Bak kardeşim, gazeteciliği sana öğretmeye kalkışacak değilim, ama bir haberi yaparken önce iyi araştır, neyin ne olduğunu iyice öğren, sonrasında kaleme al !... Kimsenin dolduruşuna gelip, haber yapacağım diye maşa olma ?... Yoksa bir gün gelir, doğruların farkına varır, utanır, çok da vicdan azabı çekersin ?...
Bu davetiye olayının iç yüzünü geçen haftaki köşemde herkesin kolayca anlayacağı ve özümseyebileceği (!) bir dille yazdım...

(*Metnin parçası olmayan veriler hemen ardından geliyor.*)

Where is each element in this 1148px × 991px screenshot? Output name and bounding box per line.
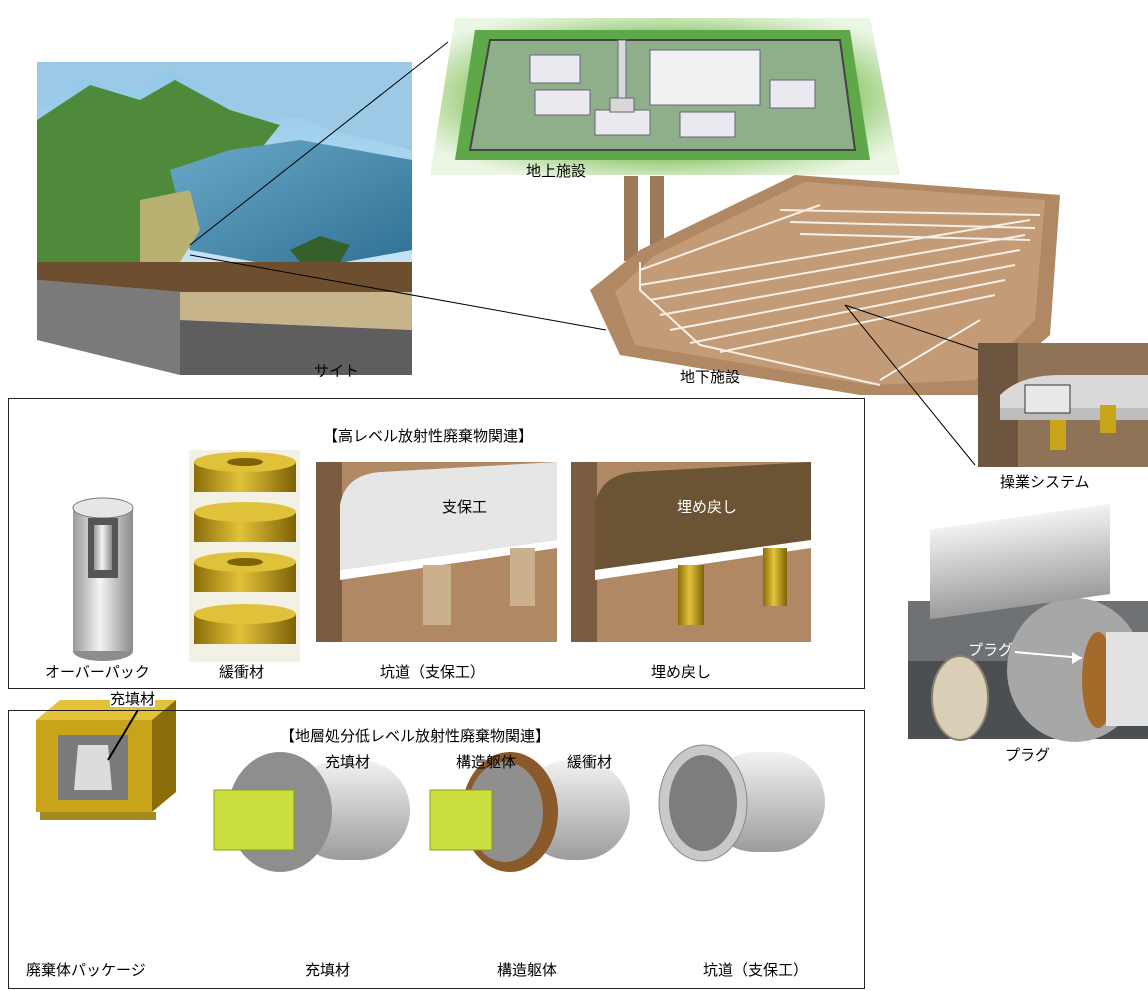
backfill-overlay-label: 埋め戻し — [677, 498, 738, 516]
connector-line — [844, 304, 976, 466]
plug-arrow — [1014, 651, 1083, 659]
plug-image — [908, 503, 1148, 742]
hlw-header: 【高レベル放射性廃棄物関連】 — [323, 427, 534, 445]
connector-line — [844, 304, 979, 351]
tunnel-support-image — [316, 462, 557, 642]
structure-callout: 構造躯体 — [456, 753, 517, 771]
connector-line — [189, 41, 449, 246]
hlw-frame — [8, 398, 865, 689]
operation-system-image — [978, 343, 1148, 467]
filler-callout-package: 充填材 — [110, 690, 156, 708]
backfill-image — [571, 462, 811, 642]
overpack-label: オーバーパック — [45, 663, 150, 681]
surface-facility-image — [430, 18, 900, 261]
plug-callout: プラグ — [968, 641, 1014, 659]
underground-facility-image — [590, 175, 1060, 395]
plug-label: プラグ — [1005, 746, 1051, 764]
surface-facility-label: 地上施設 — [526, 162, 587, 180]
waste-package-label: 廃棄体パッケージ — [26, 961, 146, 979]
support-overlay-label: 支保工 — [442, 498, 488, 516]
backfill-label: 埋め戻し — [651, 663, 712, 681]
tunnel-support-label-llw: 坑道（支保工） — [703, 961, 809, 979]
tunnel-support-label: 坑道（支保工） — [380, 663, 486, 681]
filler-label: 充填材 — [305, 961, 351, 979]
llw-frame — [8, 710, 865, 989]
operation-system-label: 操業システム — [1000, 473, 1090, 491]
site-landscape-image — [37, 62, 412, 375]
llw-header: 【地層処分低レベル放射性廃棄物関連】 — [280, 727, 551, 745]
buffer-callout: 緩衝材 — [567, 753, 613, 771]
structure-label: 構造躯体 — [497, 961, 558, 979]
buffer-label: 緩衝材 — [219, 663, 265, 681]
underground-facility-label: 地下施設 — [680, 368, 741, 386]
structure-tunnel-image — [429, 752, 630, 872]
filler-tunnel-image — [213, 752, 410, 872]
empty-tunnel-image — [658, 744, 825, 862]
overpack-image — [72, 497, 134, 661]
filler-callout-tunnel: 充填材 — [325, 753, 371, 771]
site-label: サイト — [314, 362, 360, 380]
connector-line — [189, 254, 607, 331]
plug-arrowhead — [1072, 652, 1082, 664]
buffer-material-image — [189, 450, 300, 662]
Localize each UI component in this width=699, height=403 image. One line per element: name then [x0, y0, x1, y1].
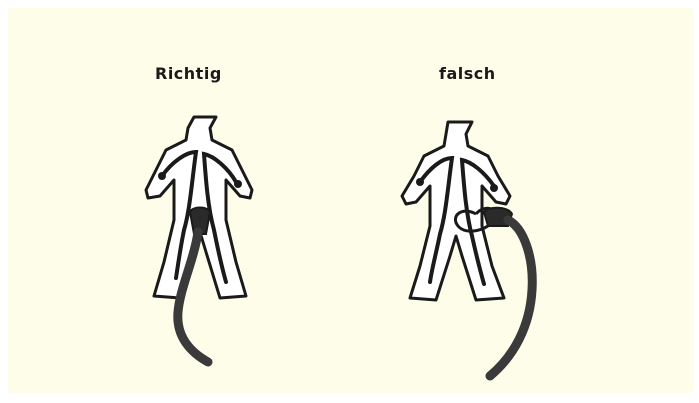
suit-dot: [416, 178, 424, 186]
suit-dot: [490, 184, 498, 192]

Bu davetiye olayının başlangıcı, DHA muhabirinin başına buyruk haberidir ve Karabıyık Başkan tarafından her hangi bir açıklama yapılmadığı zaten haberin içeriğinden kolayca anlaşılmaktadır... O kadar ki haberde Voleybol Federasyonumuz yerine alakasız Basketbol Federasyonu eleştiriliyor ?... Yani müthiş haberci (!) burnunun önündeki organizasyonda 2 federasyonu birbirine karıştırmış ?... Bu aymazlığa imzasını atan bir gazeteciden sağlıklı ve doğru bir haber beklenir mi ?... Allah'tan 2 Başkanı da birbirine karıştırmamış ?...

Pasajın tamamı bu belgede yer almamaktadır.